[EM] Another PR-STV method for national proportionality

Raph Frank raphfrk at gmail.com
Sat Sep 26 11:45:23 PDT 2009


I may have posted something similar previously.

The idea is to allow national level proportionality with district
based PR-STV.  However, it doesn't assume that a first preference vote
is the same thing as a party vote.

The voter gets to specifically choose which party to transfer his vote
to and when in the count.  Also, if the voter's vote is used to elect
a candidate, then only the surplus part of the vote can be transferred
to the party.

The assumption is that the country is split into multi-seat districts
and PR-STV is used to fill the the seats.  It doesn't require central
counting of all the ballots.  In principle, the districts could be
have as few seats as desired.  Though, obviously, the more seats the
better.  Very small districts would hurt independents, but shouldn't
have much of a negative effect on small parties, as they can recover
proportionality at the national level.  4-5 seats would probably be
enough to give a reasonable result.

The same quota is used nationwide.  This means that some seats won't
be filled.  Fair Majority Voting is then used to decide which party
gets which non-filled seat to restore national proportionality.  Each
party's vote total is used to decide where they are stronger for that
purpose.

If there were no members of a party standing locally, the voter could
give the party their first choice.

Ballots contain a list of all the local candidates in the district and
also all national parties.

When voting the voter ranks the parties and candidates.

A voter might vote

Candidates
A1:
A2: 1
B1:
C1: 2
C2: 3
D1:
E1:

Parties
A: 5
B:
C: 4
D:
E:

Note: ranking 2 parties is normally a waste of time

The count process works as follows:

Step 1: Count all the valid ballots

Each district announces how many valid votes were cast

The central office then calculates the total valid poll

The quota is determined as the Droop quota but at the national level

Q = floor [ (sum of all the votes)/(legislature size + 1) ] + 1

Note: This effectively gives a quota that is nearly equal to the Hare
quota in each district.

(It might be better to just use the Hare quota directly, and accept a
slight inaccuracy, in the interests of the local count being
localised)

Step 2: Filling local seats

This uses a PR-STV method.  The only exceptions are
- the national quota is used
- the parties count as uneliminatable/unelectable candidates
- candidates must reach the quota to be elected.

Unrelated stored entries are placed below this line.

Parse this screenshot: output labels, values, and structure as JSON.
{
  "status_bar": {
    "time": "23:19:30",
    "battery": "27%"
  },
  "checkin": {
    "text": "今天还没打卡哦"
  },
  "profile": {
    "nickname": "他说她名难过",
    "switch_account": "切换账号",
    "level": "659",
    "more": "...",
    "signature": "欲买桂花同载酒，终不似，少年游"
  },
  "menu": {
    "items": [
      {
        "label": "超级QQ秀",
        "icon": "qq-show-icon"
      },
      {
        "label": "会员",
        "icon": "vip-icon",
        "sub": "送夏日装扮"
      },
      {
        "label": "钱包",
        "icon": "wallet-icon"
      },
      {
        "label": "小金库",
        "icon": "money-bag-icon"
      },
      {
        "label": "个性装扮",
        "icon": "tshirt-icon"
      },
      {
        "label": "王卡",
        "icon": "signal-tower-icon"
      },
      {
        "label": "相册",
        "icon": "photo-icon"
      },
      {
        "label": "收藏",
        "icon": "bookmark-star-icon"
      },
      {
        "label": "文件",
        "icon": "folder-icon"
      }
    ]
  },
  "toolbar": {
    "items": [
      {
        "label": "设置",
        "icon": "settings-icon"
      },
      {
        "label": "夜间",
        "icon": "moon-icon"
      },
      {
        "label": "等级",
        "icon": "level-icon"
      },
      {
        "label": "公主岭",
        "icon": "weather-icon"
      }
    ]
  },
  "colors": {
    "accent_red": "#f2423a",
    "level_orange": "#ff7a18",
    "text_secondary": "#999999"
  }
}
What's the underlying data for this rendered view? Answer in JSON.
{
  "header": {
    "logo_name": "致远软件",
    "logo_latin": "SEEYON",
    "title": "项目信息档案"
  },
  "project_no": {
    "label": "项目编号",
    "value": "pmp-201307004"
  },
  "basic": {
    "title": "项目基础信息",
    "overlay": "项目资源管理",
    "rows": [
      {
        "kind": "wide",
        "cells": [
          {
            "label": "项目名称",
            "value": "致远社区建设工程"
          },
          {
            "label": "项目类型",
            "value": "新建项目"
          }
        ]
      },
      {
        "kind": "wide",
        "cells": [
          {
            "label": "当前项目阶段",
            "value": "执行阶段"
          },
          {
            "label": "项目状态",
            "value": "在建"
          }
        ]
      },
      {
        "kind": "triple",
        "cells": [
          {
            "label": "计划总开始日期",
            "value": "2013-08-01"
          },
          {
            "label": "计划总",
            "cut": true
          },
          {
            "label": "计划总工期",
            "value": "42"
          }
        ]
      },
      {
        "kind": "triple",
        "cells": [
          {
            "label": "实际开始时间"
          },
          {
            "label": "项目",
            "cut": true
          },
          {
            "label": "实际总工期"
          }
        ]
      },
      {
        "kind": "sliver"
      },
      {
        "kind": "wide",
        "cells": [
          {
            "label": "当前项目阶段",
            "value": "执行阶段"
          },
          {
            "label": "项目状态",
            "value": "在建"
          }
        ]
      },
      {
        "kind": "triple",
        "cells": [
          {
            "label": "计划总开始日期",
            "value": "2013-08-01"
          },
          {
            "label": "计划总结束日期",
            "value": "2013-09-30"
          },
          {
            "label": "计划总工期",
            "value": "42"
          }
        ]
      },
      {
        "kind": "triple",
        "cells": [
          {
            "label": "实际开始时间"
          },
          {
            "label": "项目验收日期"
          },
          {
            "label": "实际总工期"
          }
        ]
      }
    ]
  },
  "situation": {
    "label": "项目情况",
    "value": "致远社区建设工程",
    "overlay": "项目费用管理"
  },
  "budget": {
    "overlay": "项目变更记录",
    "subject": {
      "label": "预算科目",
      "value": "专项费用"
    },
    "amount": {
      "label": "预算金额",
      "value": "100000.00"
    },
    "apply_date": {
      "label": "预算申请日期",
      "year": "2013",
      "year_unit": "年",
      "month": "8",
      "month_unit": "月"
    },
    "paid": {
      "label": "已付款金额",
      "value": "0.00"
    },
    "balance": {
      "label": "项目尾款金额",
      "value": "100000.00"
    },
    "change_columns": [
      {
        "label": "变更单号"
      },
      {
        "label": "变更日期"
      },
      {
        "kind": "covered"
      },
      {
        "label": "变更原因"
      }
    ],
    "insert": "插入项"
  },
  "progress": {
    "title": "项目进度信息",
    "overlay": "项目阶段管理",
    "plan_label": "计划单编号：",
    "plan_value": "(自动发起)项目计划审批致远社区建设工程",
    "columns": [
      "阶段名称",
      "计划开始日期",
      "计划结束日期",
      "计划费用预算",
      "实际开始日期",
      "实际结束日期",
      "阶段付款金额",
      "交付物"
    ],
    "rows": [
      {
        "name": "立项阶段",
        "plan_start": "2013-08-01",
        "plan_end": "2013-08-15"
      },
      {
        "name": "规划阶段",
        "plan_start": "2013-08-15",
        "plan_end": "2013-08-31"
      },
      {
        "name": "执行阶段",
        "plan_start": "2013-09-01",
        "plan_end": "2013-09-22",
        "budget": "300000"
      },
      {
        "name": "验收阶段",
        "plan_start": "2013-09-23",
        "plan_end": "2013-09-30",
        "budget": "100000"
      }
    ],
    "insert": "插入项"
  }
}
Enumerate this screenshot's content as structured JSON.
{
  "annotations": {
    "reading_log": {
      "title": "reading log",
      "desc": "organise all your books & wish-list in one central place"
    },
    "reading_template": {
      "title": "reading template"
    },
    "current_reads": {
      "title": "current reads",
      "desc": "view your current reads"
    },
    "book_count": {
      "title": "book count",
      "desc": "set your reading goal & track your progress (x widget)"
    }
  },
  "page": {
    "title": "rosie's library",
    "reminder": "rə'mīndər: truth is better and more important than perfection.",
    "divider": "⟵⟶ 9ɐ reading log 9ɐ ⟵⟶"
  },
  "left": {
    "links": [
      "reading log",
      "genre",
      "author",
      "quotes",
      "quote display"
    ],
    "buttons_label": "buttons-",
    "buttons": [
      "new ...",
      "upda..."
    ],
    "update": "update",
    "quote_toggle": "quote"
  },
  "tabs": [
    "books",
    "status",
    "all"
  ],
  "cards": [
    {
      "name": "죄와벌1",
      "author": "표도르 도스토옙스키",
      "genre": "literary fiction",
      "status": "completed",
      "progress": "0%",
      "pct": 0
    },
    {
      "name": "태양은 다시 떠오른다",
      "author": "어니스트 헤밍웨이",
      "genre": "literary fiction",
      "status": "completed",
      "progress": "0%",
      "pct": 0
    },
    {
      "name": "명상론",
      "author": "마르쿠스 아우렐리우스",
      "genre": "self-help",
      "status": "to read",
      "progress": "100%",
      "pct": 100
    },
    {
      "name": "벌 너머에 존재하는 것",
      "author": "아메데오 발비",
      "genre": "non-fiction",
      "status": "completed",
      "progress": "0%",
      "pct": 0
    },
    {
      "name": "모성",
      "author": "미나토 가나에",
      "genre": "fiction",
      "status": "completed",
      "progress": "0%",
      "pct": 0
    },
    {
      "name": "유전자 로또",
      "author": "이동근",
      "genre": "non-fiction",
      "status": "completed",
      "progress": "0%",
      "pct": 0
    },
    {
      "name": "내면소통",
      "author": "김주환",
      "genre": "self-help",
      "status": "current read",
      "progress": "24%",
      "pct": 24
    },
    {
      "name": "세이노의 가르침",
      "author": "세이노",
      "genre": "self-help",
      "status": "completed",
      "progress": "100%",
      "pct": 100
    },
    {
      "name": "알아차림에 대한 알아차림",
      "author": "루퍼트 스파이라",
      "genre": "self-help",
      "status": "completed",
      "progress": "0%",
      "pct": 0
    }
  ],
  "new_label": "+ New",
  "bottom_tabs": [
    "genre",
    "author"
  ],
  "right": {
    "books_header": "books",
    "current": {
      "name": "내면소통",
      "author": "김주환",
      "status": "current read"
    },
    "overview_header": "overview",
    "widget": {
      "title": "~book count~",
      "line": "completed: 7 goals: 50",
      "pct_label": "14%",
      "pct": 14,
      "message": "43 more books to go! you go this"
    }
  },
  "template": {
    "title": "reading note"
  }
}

Each district announces who has won seats and how many are left unfilled.

It also announces how many votes were received for each national party.

Note: Party vote totals don't include votes for candidates who are
elected, it is just votes transferred to the party.  They are the
votes that correspond to the unfilled seats.

Step 3: Sharing the remaining seats

Based on the each party's vote sum, the unfilled seats are shared at
the national level using d'Hondt or Websters.

(It might be worth having a rule that if a party gets no seats (or
fails to hit a threshold), then the districts are asked to transfer
any votes for that party to the next choice, and the seats are
distributed again.)

(Also, it might be worth recalculating the quota and allowing one
final transfer to the national party totals)

Fair Majority Voting is used to decide how many seats each party gets
in each district.

Basically, each party gets a multiplier, and its vote total in every
district is multiplied by that amount.

In each district, the unfilled seats are split between the parties
using d'Hondt and their modified party vote total.

There is always a unique set of multipliers that give the correct
national vote share (or at least I think this conditions in the Fair
Majority Voting paper are still present for that to work).

This is calculated by the central office and the result can be easily
verified by looking at the district announcements.

Step 4: Select candidates to fill the remaining seats

In each district the votes that went to each party are used to fill
the party's seats in that district.

If the party gets 1 seat, a condorcet method is used.  Otherwise,
PR-STV is used.

Only party members are eligible to be elected to party seats.